Wednesday, March 14, 2018

Bad Poetry Tokyo (2017)

 Director: Anshul Chauhan
Notable Cast: Shuna Iijima, Takashi Kawaguchi, Orson Mochizuki


Bad Poetry Tokyo is a somewhat obscure project that only came to my attention when a Facebook page suggestion popped up in my feed, saying that a friend has liked 'Bad Poetry Tokyo'. With virtually no interest I clicked out of boredom and found myself suddenly very curious about the film due to the constant updates and intriguing behind the scenes stills leading up to its premiere at another festival. When I realized I would be covering the film, I found my excitement peaking. What followed was a 2 hour masterfully shot and executed mental beatdown at the hands of first time director, Anshul Chauhan. With only a handful of short works under his belt, I was completely taken aback by the sheer craft and thought put on display here.

Jun is a bar hostess in Tokyo who lets men do as they ever so disgustingly please to her, so she can fill her purse with enough cash to depart Japan and head to the States, in dreams of pursuing an acting career. Naturally the subject matter is disturbing to watch and what happens throughout the course of the film is an unnerving and brutally honest examination of a broken woman with no escape from her dark world. It gets into bad seed and the fate of those born into such horrible conditions. It's very bleak and more often than not hopeless, but Bad Poetry Tokyo holds nothing back from the viewer and places them right in the midst of the chaos. That said, it does manage to develop its characters that come and go and there are a few rays of sunshine to be found here.

The whole aesthetic and visual language of Bad Poetry Tokyo is perfect from first frame to last. Every shot composition, the framing, lighting, the 4:3 aspect ratio chosen to emphasize the up close and personal dismay of its subjects, and even the perfectly chosen moments of handheld work all culminate into perhaps the finest thought-provoking display of a character and their psychology since Koji Fukada's equally masterful Harmonium.
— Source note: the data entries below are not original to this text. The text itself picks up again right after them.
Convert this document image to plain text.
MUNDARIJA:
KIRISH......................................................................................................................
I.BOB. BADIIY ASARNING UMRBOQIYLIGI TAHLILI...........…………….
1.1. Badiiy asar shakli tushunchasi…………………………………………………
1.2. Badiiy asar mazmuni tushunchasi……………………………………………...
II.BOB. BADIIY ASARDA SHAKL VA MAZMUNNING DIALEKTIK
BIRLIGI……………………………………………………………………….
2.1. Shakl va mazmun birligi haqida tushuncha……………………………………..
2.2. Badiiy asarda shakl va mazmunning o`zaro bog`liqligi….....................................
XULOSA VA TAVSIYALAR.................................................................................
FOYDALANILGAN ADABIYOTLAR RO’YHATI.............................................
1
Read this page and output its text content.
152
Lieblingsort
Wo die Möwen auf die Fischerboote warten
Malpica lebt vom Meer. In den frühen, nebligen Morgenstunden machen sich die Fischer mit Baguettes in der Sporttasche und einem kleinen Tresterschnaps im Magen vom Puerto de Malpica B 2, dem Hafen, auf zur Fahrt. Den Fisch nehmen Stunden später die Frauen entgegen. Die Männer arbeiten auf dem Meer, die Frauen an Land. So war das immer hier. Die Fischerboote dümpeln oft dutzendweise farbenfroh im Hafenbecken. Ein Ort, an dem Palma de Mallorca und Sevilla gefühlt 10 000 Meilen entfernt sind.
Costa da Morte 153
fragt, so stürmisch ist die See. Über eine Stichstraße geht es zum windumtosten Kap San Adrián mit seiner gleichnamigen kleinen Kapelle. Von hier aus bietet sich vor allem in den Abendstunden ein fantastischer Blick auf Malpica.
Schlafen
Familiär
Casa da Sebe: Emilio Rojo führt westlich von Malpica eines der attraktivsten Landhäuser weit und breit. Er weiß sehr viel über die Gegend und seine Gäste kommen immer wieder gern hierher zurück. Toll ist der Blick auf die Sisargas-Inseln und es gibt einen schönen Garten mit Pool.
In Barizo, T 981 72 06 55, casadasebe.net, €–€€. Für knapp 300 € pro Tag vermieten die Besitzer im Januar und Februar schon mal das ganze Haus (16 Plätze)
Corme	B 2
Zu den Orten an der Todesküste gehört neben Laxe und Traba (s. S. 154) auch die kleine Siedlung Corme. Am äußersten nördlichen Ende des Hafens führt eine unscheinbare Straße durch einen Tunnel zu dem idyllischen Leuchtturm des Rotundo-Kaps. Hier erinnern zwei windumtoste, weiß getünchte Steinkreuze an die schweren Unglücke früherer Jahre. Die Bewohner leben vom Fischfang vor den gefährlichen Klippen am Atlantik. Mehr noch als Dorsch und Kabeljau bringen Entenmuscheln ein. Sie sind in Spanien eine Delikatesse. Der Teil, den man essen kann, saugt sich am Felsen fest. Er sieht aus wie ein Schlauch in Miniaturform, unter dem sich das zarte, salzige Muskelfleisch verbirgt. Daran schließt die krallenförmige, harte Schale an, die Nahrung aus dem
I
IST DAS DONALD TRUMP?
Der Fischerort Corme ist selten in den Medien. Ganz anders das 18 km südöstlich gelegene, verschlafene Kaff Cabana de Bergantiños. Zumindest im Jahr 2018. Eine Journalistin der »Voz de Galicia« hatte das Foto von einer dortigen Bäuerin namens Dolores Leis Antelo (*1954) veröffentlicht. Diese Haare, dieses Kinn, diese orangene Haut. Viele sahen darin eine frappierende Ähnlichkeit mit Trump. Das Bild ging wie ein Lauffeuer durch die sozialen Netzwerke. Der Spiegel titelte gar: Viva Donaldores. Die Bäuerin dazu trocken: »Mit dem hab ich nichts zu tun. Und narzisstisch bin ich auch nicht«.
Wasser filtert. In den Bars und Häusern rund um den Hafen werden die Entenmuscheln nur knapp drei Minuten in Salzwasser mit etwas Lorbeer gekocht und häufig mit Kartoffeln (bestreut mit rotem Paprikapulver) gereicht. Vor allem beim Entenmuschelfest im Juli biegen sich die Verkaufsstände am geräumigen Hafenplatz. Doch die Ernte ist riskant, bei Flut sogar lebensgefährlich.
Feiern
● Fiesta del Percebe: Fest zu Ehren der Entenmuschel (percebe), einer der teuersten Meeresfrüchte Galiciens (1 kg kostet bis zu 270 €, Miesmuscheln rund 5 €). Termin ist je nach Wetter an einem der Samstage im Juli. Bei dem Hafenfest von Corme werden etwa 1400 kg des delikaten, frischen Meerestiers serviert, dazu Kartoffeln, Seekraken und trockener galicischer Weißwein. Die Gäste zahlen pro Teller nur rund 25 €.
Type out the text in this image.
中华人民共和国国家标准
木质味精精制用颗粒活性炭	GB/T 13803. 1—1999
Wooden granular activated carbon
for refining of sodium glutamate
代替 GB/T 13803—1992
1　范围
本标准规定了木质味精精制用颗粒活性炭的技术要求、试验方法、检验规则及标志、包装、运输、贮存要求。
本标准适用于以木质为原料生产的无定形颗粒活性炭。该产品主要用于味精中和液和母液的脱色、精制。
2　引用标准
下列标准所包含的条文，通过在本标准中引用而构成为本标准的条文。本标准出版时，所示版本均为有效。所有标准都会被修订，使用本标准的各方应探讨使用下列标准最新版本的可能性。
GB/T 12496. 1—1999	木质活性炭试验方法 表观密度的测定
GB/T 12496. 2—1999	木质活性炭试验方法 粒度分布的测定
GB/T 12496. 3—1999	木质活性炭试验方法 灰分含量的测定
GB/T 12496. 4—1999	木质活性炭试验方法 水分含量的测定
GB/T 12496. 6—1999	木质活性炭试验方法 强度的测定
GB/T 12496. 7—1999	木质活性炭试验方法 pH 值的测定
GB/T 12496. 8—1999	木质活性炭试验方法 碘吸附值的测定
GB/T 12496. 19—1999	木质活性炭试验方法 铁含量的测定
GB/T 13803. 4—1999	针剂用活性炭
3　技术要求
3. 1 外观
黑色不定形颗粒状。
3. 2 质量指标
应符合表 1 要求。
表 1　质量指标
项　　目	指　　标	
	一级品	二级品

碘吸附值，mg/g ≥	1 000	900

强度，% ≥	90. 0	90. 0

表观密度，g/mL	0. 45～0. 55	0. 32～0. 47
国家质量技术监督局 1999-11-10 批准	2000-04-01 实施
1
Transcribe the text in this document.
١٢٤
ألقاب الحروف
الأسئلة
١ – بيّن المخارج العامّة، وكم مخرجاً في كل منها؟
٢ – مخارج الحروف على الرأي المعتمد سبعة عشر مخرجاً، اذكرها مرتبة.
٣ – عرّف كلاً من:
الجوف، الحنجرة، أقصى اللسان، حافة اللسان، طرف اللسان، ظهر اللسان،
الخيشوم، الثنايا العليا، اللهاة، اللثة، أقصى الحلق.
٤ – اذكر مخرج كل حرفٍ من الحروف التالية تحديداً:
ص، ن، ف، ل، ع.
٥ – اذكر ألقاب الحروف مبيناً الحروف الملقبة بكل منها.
I am completely in awe by its depth and beauty even against such a dark backdrop.

Perfomances are strong all across the board, but Shuna Iijima knocks out of the park as Jun, a woman broken and torn down by her surroundings since birth, and the neverending desire to escape the hell she was born into shows in her every gesture and eye movement. She does a lot by showing very little. Her outbursts, which do happen here and there are heartwrenching and once more, hard to watch. Jun is a character of redemption, but her road is not paved in same manner as most.

Takashi Kawaguchi, as the childhood friend whom rekindles an old flame in Jun, is the other performance highlight. His sweet nature and caring toward Jun eases some of the harsh tension the movie builds on from the start. A sort of carefree man, his breeziness and passion toward life is a great beacon of hope, something otherwise lost in the eyes of many here. I won't spoil but some of my favorite moments happen during the scenes with him. Things don't go into spoiler territory here, so no worries, but it was refreshing.

I think it is fairly obvious I enjoyed Bad Poetry Tokyo. I would go as far as to say I love it. Additional viewings will help cement my thoughts a little more firmly towards an ultimate conclusion in the long run, this initial experience is easily my favorite cinematic discovery of 2018, and I believe it is a modern masterpiece just waiting to find its audience.